This week we saw India's energy crisis spread to half the country, when three of its regional grids collapsed. 620 million people were left without electricity for several hours in, by far, the world's biggest blackout. The massive failure, just a day after a similar, but smaller power failure in the country’s north highlights India’s difficulty in meeting its huge appetite for energy as the country aspires to become an economic superpower.
This is perhaps the worst felt example yet of a severe lack in capacity and supply across the Asia region.
Last year China had a severe power shortage as a result of the drought in the south and rising coal prices. Many provinces had to adopt power rationing and factories forced to stop work made heavy losses. Power shortages are not uncommon in China in the summer months. The situation in 2011 was worsened by a drought, when drying rivers reduced the contributing supply of hydroelectricity. Rising costs of coal and oil exacerbated the situation, because electricity fees are fixed by the government, and power generators curb output, because the more electricity they generate, the more losses they incur.
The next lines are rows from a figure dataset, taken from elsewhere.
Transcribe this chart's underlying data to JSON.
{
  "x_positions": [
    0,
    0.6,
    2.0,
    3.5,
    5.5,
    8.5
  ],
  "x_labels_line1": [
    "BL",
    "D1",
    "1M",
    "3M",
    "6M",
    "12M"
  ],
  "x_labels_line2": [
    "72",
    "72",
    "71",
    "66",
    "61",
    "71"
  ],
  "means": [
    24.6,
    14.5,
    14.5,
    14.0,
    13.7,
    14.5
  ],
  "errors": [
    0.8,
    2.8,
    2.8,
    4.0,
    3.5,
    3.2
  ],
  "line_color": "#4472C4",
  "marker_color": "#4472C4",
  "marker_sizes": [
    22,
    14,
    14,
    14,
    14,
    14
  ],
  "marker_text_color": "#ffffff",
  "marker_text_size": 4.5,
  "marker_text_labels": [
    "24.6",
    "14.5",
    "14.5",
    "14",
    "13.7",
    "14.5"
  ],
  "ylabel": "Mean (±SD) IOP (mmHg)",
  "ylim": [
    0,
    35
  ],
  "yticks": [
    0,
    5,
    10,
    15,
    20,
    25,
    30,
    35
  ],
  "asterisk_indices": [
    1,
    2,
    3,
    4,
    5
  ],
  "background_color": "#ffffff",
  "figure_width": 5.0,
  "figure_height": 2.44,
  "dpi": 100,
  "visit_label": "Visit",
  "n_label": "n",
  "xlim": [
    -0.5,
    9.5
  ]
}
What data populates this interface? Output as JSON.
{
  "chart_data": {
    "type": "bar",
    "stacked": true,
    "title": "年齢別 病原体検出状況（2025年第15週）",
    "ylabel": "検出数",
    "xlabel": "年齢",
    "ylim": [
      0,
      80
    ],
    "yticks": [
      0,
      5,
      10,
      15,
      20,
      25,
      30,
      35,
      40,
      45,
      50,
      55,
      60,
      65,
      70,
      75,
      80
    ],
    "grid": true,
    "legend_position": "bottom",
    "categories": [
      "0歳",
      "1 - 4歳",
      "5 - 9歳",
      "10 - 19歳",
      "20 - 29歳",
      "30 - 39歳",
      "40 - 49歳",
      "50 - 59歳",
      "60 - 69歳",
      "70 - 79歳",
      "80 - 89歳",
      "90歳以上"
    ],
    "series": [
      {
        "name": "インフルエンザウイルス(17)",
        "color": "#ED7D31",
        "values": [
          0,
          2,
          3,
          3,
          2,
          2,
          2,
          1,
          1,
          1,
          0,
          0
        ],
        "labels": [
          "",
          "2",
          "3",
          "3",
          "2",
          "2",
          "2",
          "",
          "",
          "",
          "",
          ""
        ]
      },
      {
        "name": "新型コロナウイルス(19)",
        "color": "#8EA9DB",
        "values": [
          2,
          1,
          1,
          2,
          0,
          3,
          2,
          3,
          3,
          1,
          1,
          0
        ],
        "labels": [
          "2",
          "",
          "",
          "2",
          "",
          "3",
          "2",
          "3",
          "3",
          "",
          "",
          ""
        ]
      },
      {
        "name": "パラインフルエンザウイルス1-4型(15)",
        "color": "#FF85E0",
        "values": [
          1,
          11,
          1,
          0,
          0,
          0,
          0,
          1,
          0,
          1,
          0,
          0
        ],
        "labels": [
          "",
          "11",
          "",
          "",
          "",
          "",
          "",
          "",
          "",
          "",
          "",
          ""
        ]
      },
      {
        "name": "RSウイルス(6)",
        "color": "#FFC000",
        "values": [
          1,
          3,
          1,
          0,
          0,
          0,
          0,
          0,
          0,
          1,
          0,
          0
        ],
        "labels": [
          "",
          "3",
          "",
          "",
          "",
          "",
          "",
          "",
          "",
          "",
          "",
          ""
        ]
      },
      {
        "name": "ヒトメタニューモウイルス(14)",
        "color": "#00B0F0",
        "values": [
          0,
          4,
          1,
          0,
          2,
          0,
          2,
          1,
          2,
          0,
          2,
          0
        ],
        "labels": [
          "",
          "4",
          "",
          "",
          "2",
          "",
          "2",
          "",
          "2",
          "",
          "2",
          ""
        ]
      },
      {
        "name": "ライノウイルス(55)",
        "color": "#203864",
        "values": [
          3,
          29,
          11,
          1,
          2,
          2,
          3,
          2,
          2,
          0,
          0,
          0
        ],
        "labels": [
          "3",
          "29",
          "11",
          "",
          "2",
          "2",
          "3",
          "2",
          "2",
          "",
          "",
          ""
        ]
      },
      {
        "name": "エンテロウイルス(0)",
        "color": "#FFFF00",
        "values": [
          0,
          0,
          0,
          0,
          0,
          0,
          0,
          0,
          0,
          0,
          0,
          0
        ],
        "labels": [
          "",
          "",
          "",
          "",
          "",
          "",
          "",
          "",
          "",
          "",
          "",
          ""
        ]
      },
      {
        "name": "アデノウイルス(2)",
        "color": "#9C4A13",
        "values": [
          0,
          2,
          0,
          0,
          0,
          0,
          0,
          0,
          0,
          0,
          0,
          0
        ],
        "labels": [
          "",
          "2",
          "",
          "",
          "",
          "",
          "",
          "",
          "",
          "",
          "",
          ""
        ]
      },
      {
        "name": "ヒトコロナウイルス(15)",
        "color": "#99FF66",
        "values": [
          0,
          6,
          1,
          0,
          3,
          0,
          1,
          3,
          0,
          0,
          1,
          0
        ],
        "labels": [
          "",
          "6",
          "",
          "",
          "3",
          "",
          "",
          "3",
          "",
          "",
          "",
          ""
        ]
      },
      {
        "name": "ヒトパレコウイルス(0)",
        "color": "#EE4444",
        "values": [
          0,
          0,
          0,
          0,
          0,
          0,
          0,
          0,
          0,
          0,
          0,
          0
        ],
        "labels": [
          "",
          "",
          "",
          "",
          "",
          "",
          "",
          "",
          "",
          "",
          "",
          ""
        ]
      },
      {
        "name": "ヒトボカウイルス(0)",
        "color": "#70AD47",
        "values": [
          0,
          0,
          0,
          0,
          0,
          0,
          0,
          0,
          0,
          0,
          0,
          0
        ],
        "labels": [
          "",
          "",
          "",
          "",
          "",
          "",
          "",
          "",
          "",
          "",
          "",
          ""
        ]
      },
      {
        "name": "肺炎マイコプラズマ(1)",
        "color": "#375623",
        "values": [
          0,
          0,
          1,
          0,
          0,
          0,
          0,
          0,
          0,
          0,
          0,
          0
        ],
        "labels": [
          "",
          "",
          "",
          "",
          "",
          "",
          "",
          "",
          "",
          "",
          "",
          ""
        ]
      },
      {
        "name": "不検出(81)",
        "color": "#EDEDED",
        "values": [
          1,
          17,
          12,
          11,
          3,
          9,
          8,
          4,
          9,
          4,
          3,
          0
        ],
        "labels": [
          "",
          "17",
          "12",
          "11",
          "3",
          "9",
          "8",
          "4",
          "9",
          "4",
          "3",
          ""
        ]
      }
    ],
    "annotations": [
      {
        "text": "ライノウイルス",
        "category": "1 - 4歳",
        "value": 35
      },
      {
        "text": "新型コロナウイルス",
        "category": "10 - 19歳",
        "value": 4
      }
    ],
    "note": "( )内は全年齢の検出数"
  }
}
In Japan recently, a government panel warned that Kansai Electric Power and two other Japanese utilities may have power shortages this summer without supplies from nuclear reactors. Kansai Electric Power, the electric most dependent on nuclear power, may face the biggest shortage of 14.9 percent, the panel said in a draft report published on 12 May.
However it takes time to make the physical infrastructure and regulatory changes required to solve these problems. One suggestion is for individual companies to improve on their energy efficiency, which might be the best way to reduce overall power consumption in the short term.
SAP has supported energy efficiency initiatives by introducing Smart Meter Analytics, which runs on HANA, SAP’s in-memory high performance computing technology. The Program uses data from smart meters that record the pattern of consumption over the day and can compare like-for-like companies on their energy efficiency in fine detail. This then becomes a focus for reducing energy consumption and attending costs.
Both Japan and China have invested in smart meters and India is progressing down this path. State Grid China had introduced 36 million smart meters by 2011 close, and are on their way to reaching their objective of 300 million smart meters installed by 2015. Kansai Electric have installed to date about one million smart meters into its commercial customer base.
At SAP’s China Sapphire last week, Wayne Johncock, the former Head of the SAP Competency Centre for Centrica, UK told an audience that Centrica’s British Gas had very recently built a business of around 160 people in short time advising on energy efficiency measures. British Gas had started to install smart meters and had a rollout plan of 20 million meters by 2020. Johncock said British Gas had acquired and planned to take advantage of the Smart Meter Analytics Program to assist their advisory business.